Canadian drug imports
Florida will be the first state to buy prescription drugs in a foreign country and import the medicine here. The Food and Drug Administration OK'd the plan for the state to buy certain medications in Canada, potentially saving millions of dollars. But few Floridians will be able to get the cheaper drugs, at least at first.
We spoke with the former secretary of the Florida Agency for Health Care Administration, who oversaw the department during the program’s inception.
- Mary Mayhew, president and CEO of the Florida Hospital Association.
Rising insurance premiums, higher maintenance fees and sticker-shock special assessments. That may be what it's like living in a Florida condo after the horrific partial collapse of the Champlain Towers South that killed dozens of people. The tragedy brought new pressure on condo buildings, boards and owners.
We talk about condo reform efforts in the Florida Legislature with the lawmaker whose district includes Surfside.
- Sen. Jason Pizzo, Democrat from Hollywood.
GOP’s new leadership
The Florida Republican Party has a new leader after Christian Ziegler was removed as party chairman. Ziegler is under criminal investigation for sexual assault. What’s ahead as the party tries to put a sex scandal behind it? We hear from the new state GOP chairman.
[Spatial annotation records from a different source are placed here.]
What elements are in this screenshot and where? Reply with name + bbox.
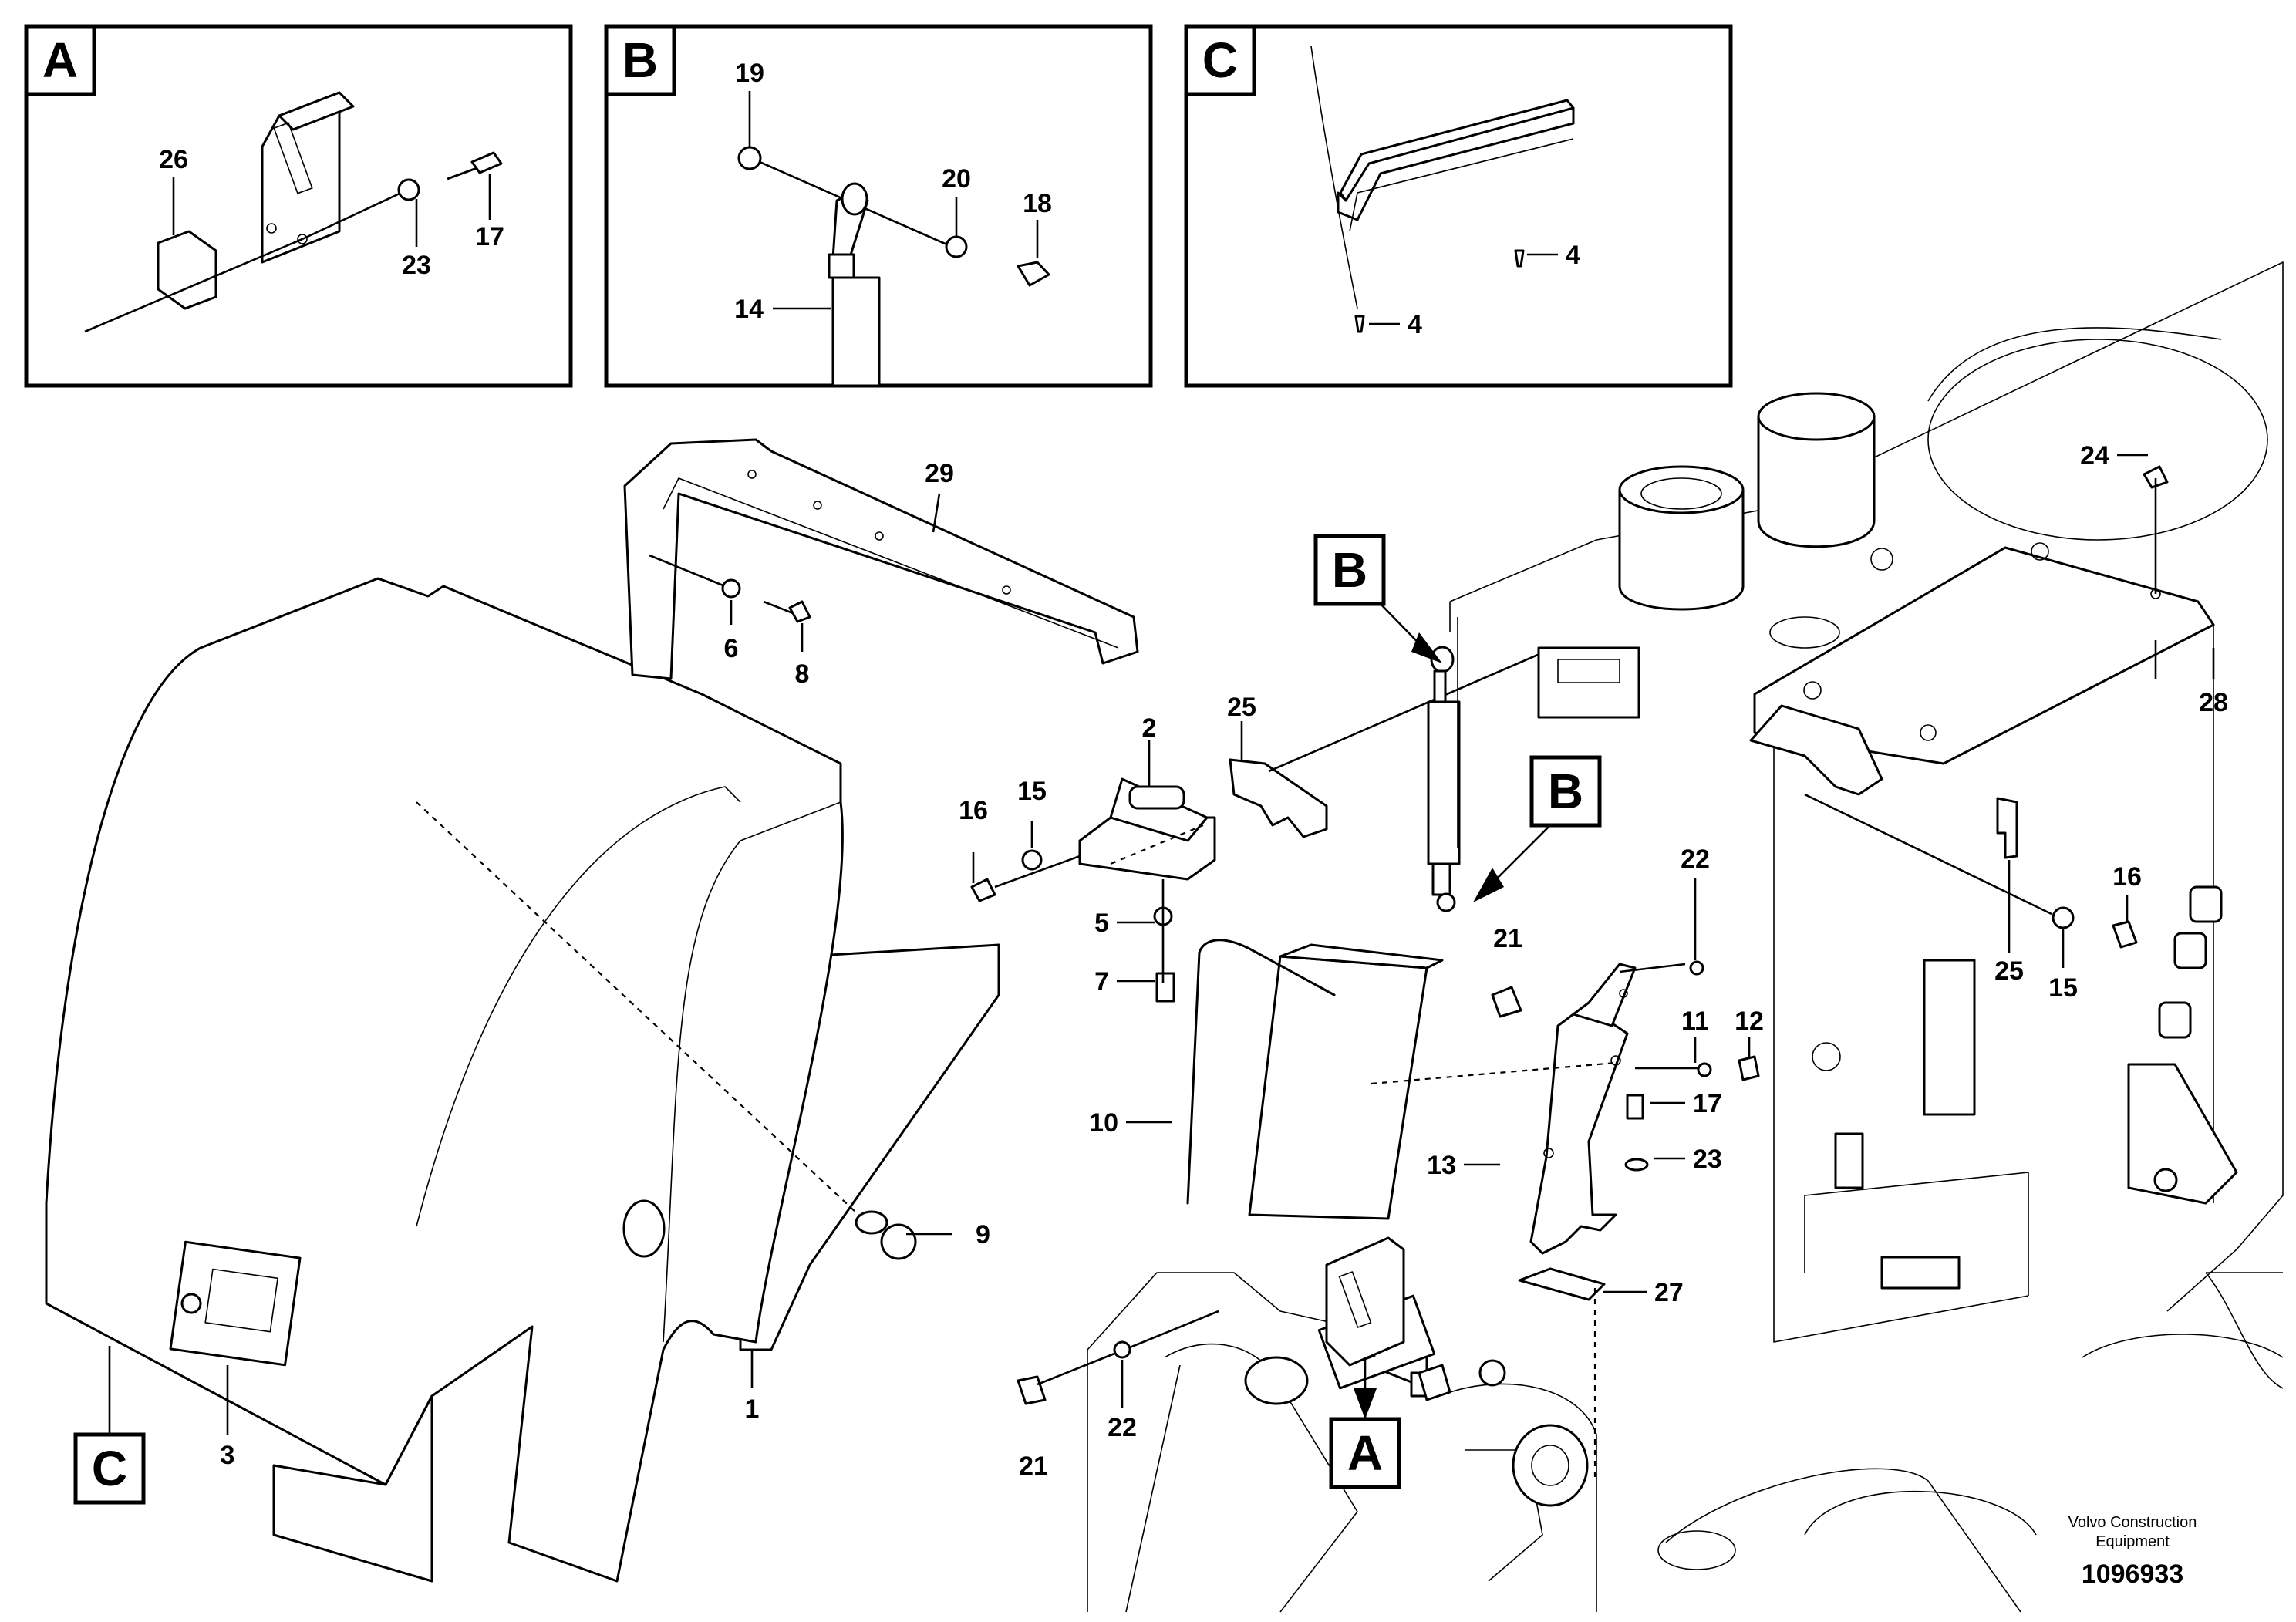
label-17: 17 — [1693, 1089, 1722, 1118]
side-panel — [45, 577, 1000, 1583]
label-28: 28 — [2199, 688, 2228, 717]
svg-text:B: B — [1332, 542, 1367, 598]
shim-25-left — [1229, 758, 1328, 838]
inset-b-label-19: 19 — [735, 59, 764, 88]
inset-a-axis — [84, 238, 303, 333]
callout-b-lower: B — [1529, 755, 1602, 828]
label-21b: 21 — [1019, 1452, 1048, 1481]
label-16b: 16 — [2112, 862, 2142, 892]
callout-b-upper: B — [1313, 534, 1386, 606]
label-6: 6 — [724, 634, 739, 663]
label-29: 29 — [925, 459, 954, 488]
callout-c-main: C — [73, 1432, 146, 1505]
inset-c-rail — [1310, 46, 1575, 309]
inset-a: A 26 23 17 — [24, 24, 573, 388]
label-5: 5 — [1094, 909, 1109, 938]
label-25a: 25 — [1227, 693, 1256, 722]
inset-c-rivet-b — [1354, 315, 1365, 333]
inset-c-label-4b: 4 — [1408, 310, 1422, 339]
inset-a-label-26: 26 — [159, 145, 188, 174]
inset-c-letter: C — [1202, 32, 1238, 88]
label-24: 24 — [2080, 441, 2109, 470]
inset-a-label-23: 23 — [402, 251, 431, 280]
label-1: 1 — [745, 1394, 760, 1424]
label-10: 10 — [1089, 1108, 1118, 1138]
label-8: 8 — [795, 659, 810, 689]
credit-line-2: Equipment — [2095, 1533, 2170, 1550]
document-number: 1096933 — [2082, 1560, 2183, 1589]
gas-spring — [1427, 646, 1461, 912]
svg-text:B: B — [1548, 764, 1583, 819]
support-bracket — [1186, 939, 1760, 1481]
inset-c: C 4 4 — [1184, 24, 1733, 388]
shim-27 — [1518, 1267, 1606, 1301]
label-23: 23 — [1693, 1145, 1722, 1174]
label-21a: 21 — [1493, 924, 1522, 953]
lower-fasteners — [1017, 1236, 1506, 1405]
inset-b-washer-19 — [737, 146, 762, 170]
label-16a: 16 — [959, 796, 988, 825]
inset-b-letter: B — [622, 32, 658, 88]
label-9: 9 — [976, 1220, 990, 1249]
credit-block: Volvo Construction Equipment 1096933 — [2068, 1514, 2197, 1589]
inset-c-label-4a: 4 — [1566, 241, 1580, 270]
inset-b-label-14: 14 — [734, 295, 764, 324]
label-12: 12 — [1735, 1007, 1764, 1036]
inset-a-label-17: 17 — [475, 222, 504, 251]
inset-a-shim — [157, 230, 217, 310]
inset-b-washer-20 — [945, 235, 968, 258]
inset-a-tag — [24, 24, 96, 96]
rear-fasteners — [1804, 454, 2169, 949]
inset-b-label-20: 20 — [942, 164, 971, 194]
inset-a-washer — [397, 178, 420, 201]
machine-body — [1087, 261, 2284, 1613]
label-2: 2 — [1142, 713, 1157, 743]
part-labels: 29 6 8 2 25 16 15 5 7 9 10 13 21 22 11 1… — [221, 441, 2228, 1481]
hinge-assembly — [970, 648, 1551, 1003]
label-11: 11 — [1681, 1007, 1709, 1036]
inset-c-frame — [1184, 24, 1733, 388]
inset-a-letter: A — [42, 32, 78, 88]
label-7: 7 — [1094, 967, 1109, 996]
inset-c-rivet-a — [1514, 249, 1525, 268]
credit-line-1: Volvo Construction — [2068, 1514, 2197, 1531]
inset-b-nut — [1017, 261, 1050, 287]
inset-b-tag — [604, 24, 676, 96]
svg-text:A: A — [1347, 1425, 1383, 1481]
inset-b-gas-spring — [828, 182, 881, 387]
inset-b-label-18: 18 — [1023, 189, 1052, 218]
label-27: 27 — [1654, 1278, 1684, 1307]
svg-text:C: C — [92, 1441, 127, 1496]
label-22b: 22 — [1108, 1413, 1137, 1442]
label-15a: 15 — [1017, 777, 1047, 806]
label-13: 13 — [1427, 1151, 1456, 1180]
shim-25-right — [1996, 797, 2018, 859]
inset-b: B 19 20 18 14 — [604, 24, 1153, 388]
label-15b: 15 — [2048, 973, 2078, 1003]
inset-a-bolt — [447, 151, 503, 180]
inset-c-tag — [1184, 24, 1256, 96]
label-25b: 25 — [1994, 956, 2024, 986]
callout-a-main: A — [1329, 1417, 1401, 1489]
inset-a-bracket — [261, 91, 355, 264]
label-3: 3 — [221, 1441, 235, 1470]
label-22a: 22 — [1681, 845, 1710, 874]
leader-lines — [108, 493, 2215, 1435]
frame-bracket — [623, 438, 1139, 680]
- Evan Power, chairman of the Republican Party of Florida.
Weekly news brief
It was a stormy welcome to the new year. Winter storms brought high winds, rain and tornadoes to the Panhandle and South Florida. We check in with a Florida Public Radio Emergency Network meteorologist for a better understanding of the turbulent winter weather.
In education news, the state's second-largest school district decided against having its own police force. Meanwhile, the third-largest district in the state — Hillsborough — has bought hundreds of new college entrance exams. The Classic Learning Tests are known as the CLT, and they come with some controversy, as WUSF’s Nancy Guan reports.
There was a hearing this week in federal court in Pensacola from a lawsuit over restricting access to certain books in public schools. The free expression advocacy group PEN America and others sued Escambia County Public Schools and the School Board. They argue that restricting access to the books violates the First Amendment and equal protection rights. The school district asked for the suit to be thrown out, but on Wednesday, a federal judge threw out the district’s efforts to stop the lawsuit. WLRN’s education reporter spoke with the director of PEN America’s Florida office about the hearing.